In 2023-24, Williams went 14-68 with Detroit, the worst record in the NBA, and the second in a row for the Pistons not to hit the 20-win mark. He’s estimated to have five years and over $65 million left on his contract.
Williams was named the day before the year, as he was hired June 2 when then-coach Dwane Casey stepped down with one year remaining on his contract to take a role in the front office. Casey went 17-65 in 2022-23 but was 41-41 in his first year with Detroit (2018-19) and led the team to the playoffs. The Pistons have not won more than 23 games in any season since that postseason appearance.
Detroit, a three-time NBA championship franchise, has made the playoffs only twice in 14 years. The Pistons are 0-9 in nine playoff games since 2008 when they advanced to the Eastern Conference Finals for the sixth straight time – one game short of repeating as champions in 2005.
The firing continues a wildly strange run for Williams. In 2021, as coach of the Suns, he went to the NBA Finals, where Phoenix led 2-0 before falling in six games to Milwaukee. In 2022, he was the NBA’s Coach of the Year in runaway voting. In 2023, the Suns fired him and now, in 2024, the Pistons have done the same.

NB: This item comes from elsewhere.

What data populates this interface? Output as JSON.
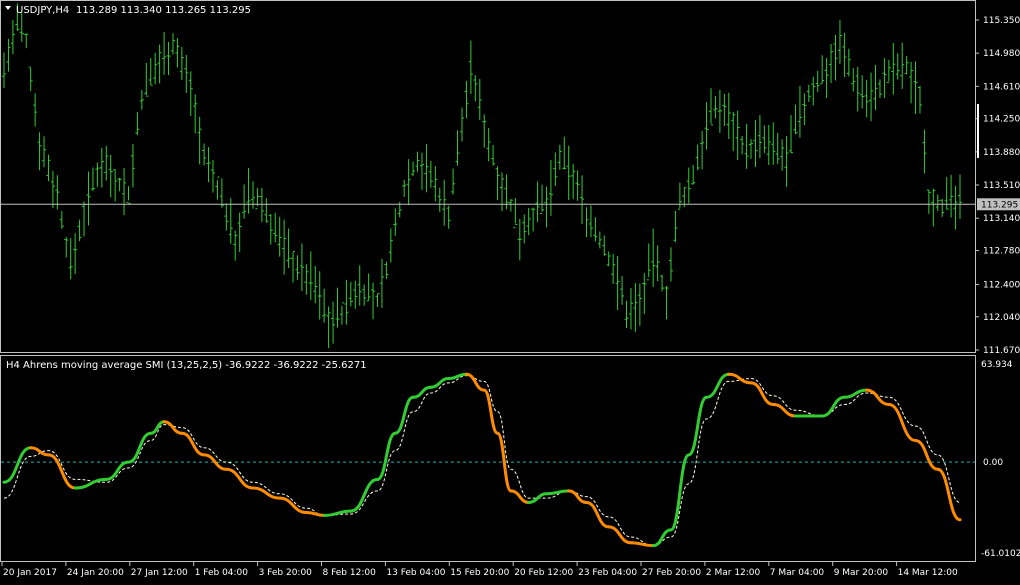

What’s next for the Pistons: Detroit is in the throes of yet another franchise overhaul, this one mostly of the front office. It recently let go of general manager Troy Weaver, who hired Williams, and replaced him with Trajan Langdon as the new president of basketball operations. Langdon was hired in 2019 by the New Orleans Pelicans as their general manager. In fact, his team has shown those improvements over the past five seasons, reaching 49 games last season—an accomplishment for that team, with the second-highest single-season win total in its history.
The Pistons hold the No. 5 pick in the 2024 NBA Draft; it’s the third consecutive year they’ve had the selection. They started last season 2-1… and then didn’t win another game for the following two months.

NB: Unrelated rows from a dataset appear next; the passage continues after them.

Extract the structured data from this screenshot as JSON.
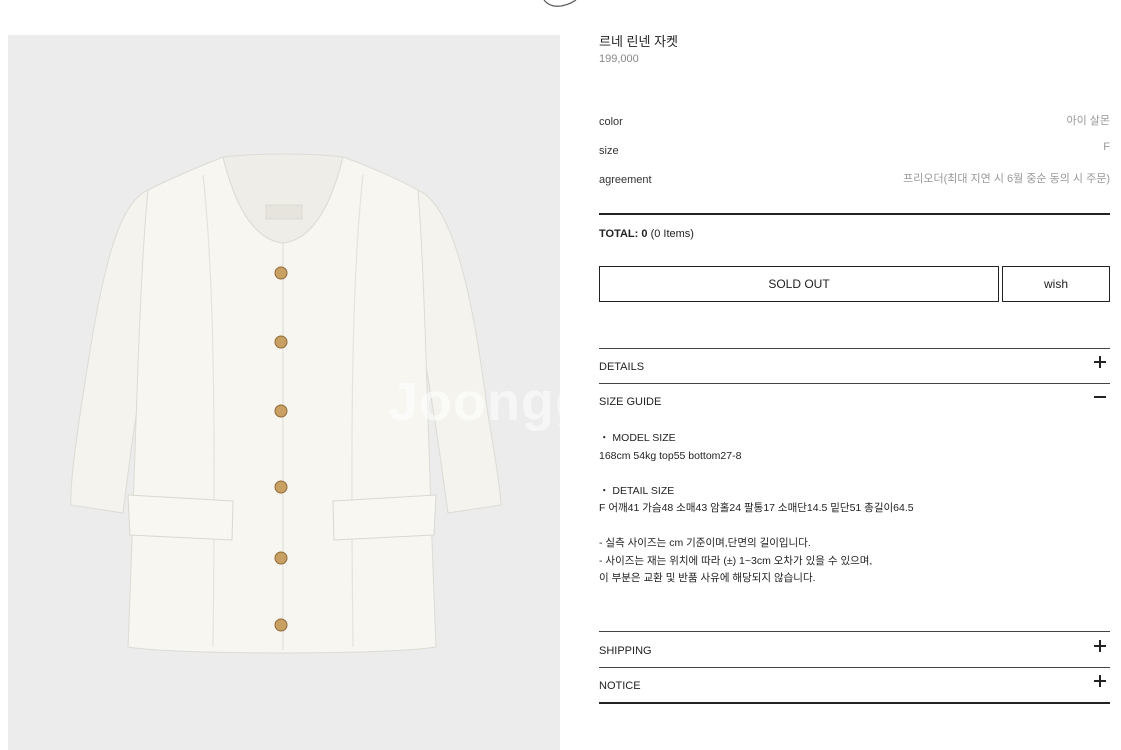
{
  "product": {
    "name": "르네 린넨 자켓",
    "price": "199,000",
    "image_alt": "white linen jacket",
    "watermark": "Joongg"
  },
  "options": [
    {
      "label": "color",
      "value": "아이  살몬"
    },
    {
      "label": "size",
      "value": "F"
    },
    {
      "label": "agreement",
      "value": "프리오더(최대 지연 시 6월 중순 동의 시 주문)"
    }
  ],
  "total": {
    "label": "TOTAL:",
    "amount": "0",
    "items": "(0 Items)"
  },
  "buttons": {
    "sold_out": "SOLD OUT",
    "wish": "wish"
  },
  "accordion": [
    {
      "title": "DETAILS",
      "icon": "plus-icon",
      "expanded": false
    },
    {
      "title": "SIZE GUIDE",
      "icon": "minus-icon",
      "expanded": true
    },
    {
      "title": "SHIPPING",
      "icon": "plus-icon",
      "expanded": false
    },
    {
      "title": "NOTICE",
      "icon": "plus-icon",
      "expanded": false
    }
  ],
  "size_guide": {
    "model_heading": "・ MODEL SIZE",
    "model_text": "168cm 54kg top55 bottom27-8",
    "detail_heading": "・ DETAIL SIZE",
    "detail_text": "F 어깨41 가슴48 소매43 암홀24 팔통17 소매단14.5 밑단51 총길이64.5",
    "note_1": "- 실측 사이즈는 cm 기준이며,단면의 길이입니다.",
    "note_2": "- 사이즈는 재는 위치에 따라 (±) 1~3cm 오차가 있을 수 있으며,",
    "note_3": "이 부분은 교환 및 반품 사유에 해당되지 않습니다."
  },
  "colors": {
    "image_bg": "#ececec",
    "jacket": "#f6f5f0",
    "button_gold": "#c9a064",
    "border": "#222222",
    "muted_text": "#999999"
  }
}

A 28-game losing streak, the longest ever in a single season in NBA history and tied for the longest ever when factoring in multiple seasons, turned the season into a debacle. The Pistons’ longest winning streak was two games (done on three occasions) and the roster was constantly in flux. Detroit used 31 different players throughout the season, had 36 different starting lineups and lost 39 times by double digits.
Mostly, Detroit aims to open the way to build around five young scholars: Cade Cunningham, Jalen Duren, Ausar Thompson, Isaiah Stewart and Jaden Ivey. The average age equals 23 and change, so pride can be restored to a franchise that still owns three NBA titles.
Per NBA.com’s John Schuhmann, the Stewart-Durant duo worked pretty well last season on defense, and Thompson, with 2.89 steals plus blocks per 36 minutes, ranks 26th among 256 players who have played over 1,000 minutes and which possibly can be a real force at that end of the floor.
Detroit has a lot to spend this summer in free agency due to cap space, and Cunningham is also eligible to be signed to a contract extension. Stewart is actually the only player in the Detroit core who signed a four-year extension last summer. Simone Fontecchio, added in February, rounds out this core, all of whom are locked into deals in Detroit that carry team options. His status for the organization this summer is slightly more tenuous since he is a restricted free agent.
Other than Fontecchio, all of Detroit’s other free agents are veterans like Taj Gibson, Evan Fournier, or, alternately, younger types who project to be sometime rotation players, such as James Wiseman, Malachi Flynn, and Chimezie Metu.
The Detroit opening is the third active vacancy in the NBA, joining the Cleveland Cavaliers and the Los Angeles Lakers in coaching searches.